Rusdi menuturkan penetapan status perkara tersebut sesuai dengan rekomendasi dari Komnas HAM. Polri juga berkomitmen untuk menyelesaikan perkara tersebut. "Tentunya Polri akan menyelesaikan perkara ini. Ini sejalan dengan rekomendasi dari Komnas HAM. Tentunya Polri akan menyelesaikan perkara ini secara profesional transparan dan akuntabel," ujar dia. Lebih lanjut, Rusdi menyatakan 3 personel Polda Metro Jaya masih sebagai terlapor meskipun perkara tersebut telah dalam tahapan penyidikan.

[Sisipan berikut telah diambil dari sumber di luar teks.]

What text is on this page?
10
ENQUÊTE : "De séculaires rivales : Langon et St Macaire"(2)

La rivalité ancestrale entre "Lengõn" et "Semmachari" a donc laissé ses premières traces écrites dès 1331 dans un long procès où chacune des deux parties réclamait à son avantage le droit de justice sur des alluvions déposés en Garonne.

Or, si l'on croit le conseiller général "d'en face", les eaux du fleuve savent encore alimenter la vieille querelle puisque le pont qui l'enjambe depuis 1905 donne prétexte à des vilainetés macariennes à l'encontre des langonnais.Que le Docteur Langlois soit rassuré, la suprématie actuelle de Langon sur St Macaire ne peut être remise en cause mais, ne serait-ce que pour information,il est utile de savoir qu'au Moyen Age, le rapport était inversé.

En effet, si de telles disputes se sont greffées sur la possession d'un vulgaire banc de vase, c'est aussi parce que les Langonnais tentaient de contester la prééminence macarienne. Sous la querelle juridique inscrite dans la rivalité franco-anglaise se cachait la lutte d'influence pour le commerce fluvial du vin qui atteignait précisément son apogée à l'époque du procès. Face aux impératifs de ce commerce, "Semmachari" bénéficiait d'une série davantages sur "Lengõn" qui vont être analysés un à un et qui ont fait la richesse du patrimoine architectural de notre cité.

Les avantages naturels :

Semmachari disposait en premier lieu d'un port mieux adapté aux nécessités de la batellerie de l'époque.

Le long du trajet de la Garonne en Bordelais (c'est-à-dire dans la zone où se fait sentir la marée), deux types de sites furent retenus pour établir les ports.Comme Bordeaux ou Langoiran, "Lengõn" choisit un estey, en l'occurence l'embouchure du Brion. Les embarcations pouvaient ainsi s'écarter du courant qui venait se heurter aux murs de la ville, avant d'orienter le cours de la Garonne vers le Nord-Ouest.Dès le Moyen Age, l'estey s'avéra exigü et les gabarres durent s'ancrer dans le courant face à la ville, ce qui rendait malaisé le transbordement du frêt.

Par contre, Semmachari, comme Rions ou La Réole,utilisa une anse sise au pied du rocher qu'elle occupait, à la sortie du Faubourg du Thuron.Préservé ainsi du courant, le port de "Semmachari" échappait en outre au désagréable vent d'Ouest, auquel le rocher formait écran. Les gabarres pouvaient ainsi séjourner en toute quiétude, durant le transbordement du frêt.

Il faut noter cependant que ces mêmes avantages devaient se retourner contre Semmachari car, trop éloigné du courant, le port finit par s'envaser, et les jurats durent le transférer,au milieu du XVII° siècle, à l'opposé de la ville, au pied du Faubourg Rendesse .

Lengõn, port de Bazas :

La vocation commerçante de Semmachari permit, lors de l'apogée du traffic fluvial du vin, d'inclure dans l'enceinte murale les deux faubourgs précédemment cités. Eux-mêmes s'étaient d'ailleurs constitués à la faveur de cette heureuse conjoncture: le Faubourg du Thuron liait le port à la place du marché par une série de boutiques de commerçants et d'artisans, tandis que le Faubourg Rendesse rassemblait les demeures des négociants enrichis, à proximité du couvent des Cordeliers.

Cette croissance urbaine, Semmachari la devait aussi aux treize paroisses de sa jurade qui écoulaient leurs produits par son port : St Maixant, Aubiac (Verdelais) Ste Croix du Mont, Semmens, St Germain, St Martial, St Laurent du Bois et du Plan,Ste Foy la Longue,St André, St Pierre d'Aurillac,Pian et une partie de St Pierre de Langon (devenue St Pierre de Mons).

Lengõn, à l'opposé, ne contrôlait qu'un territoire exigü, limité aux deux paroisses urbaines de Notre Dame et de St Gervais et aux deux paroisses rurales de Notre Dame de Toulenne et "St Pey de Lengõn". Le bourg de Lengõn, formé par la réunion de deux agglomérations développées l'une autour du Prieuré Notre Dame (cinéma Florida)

"Sekarang proses penyidikan dulu. Nanti dari proses ini akan diketahui betul betul secara terang benderang telah terjadi tindak pidana. Tentunya nanti ada penetapan tersangka," tandas dia. Diketahui, naiknya status perkara menjadi penyidikan menandakan Polri telah menemukan dugaan tindak pidana dan potensial tersangka dalam kasus tewasnya laskar FPI di jalan tol Jakarta Cikampek, Karawang, Jawa Barat. Dibebastugaskan Sementara
Tiga personel Polda Metro Jaya dibebaskan tugas sementara setelah berstatus sebagai terlapor dalam dugaan kasus pembunuhan di luar hukum alias unlawful killing laskar Front Pembela Islam (FPI) di jalan tol Jakarta Cikampek, Karawang, Jawa Barat. "Sementara tidak melaksanakan tugas ya," kata Kombes Ahmad di Mabes Polri, Jakarta Selatan, Kamis (4/3/2021). Ahmad menjelaskan penetapan ketiga personel Polda Metro Jaya sebagai terlapor merupakan tindak lanjut dari rekomendasi Komnas HAM. Sebaliknya, Propam Polri masih mendalami dugaan pelanggaran kode etik ketiga anggota tersebut.
"Statusnya masih terlapor jadi kalau yang dibilang sudah dinyatakan katakanlah dihentikan sekali lagi harus melalui proses sidang kode etik. Saat ini proses masih berjalan," ujar dia.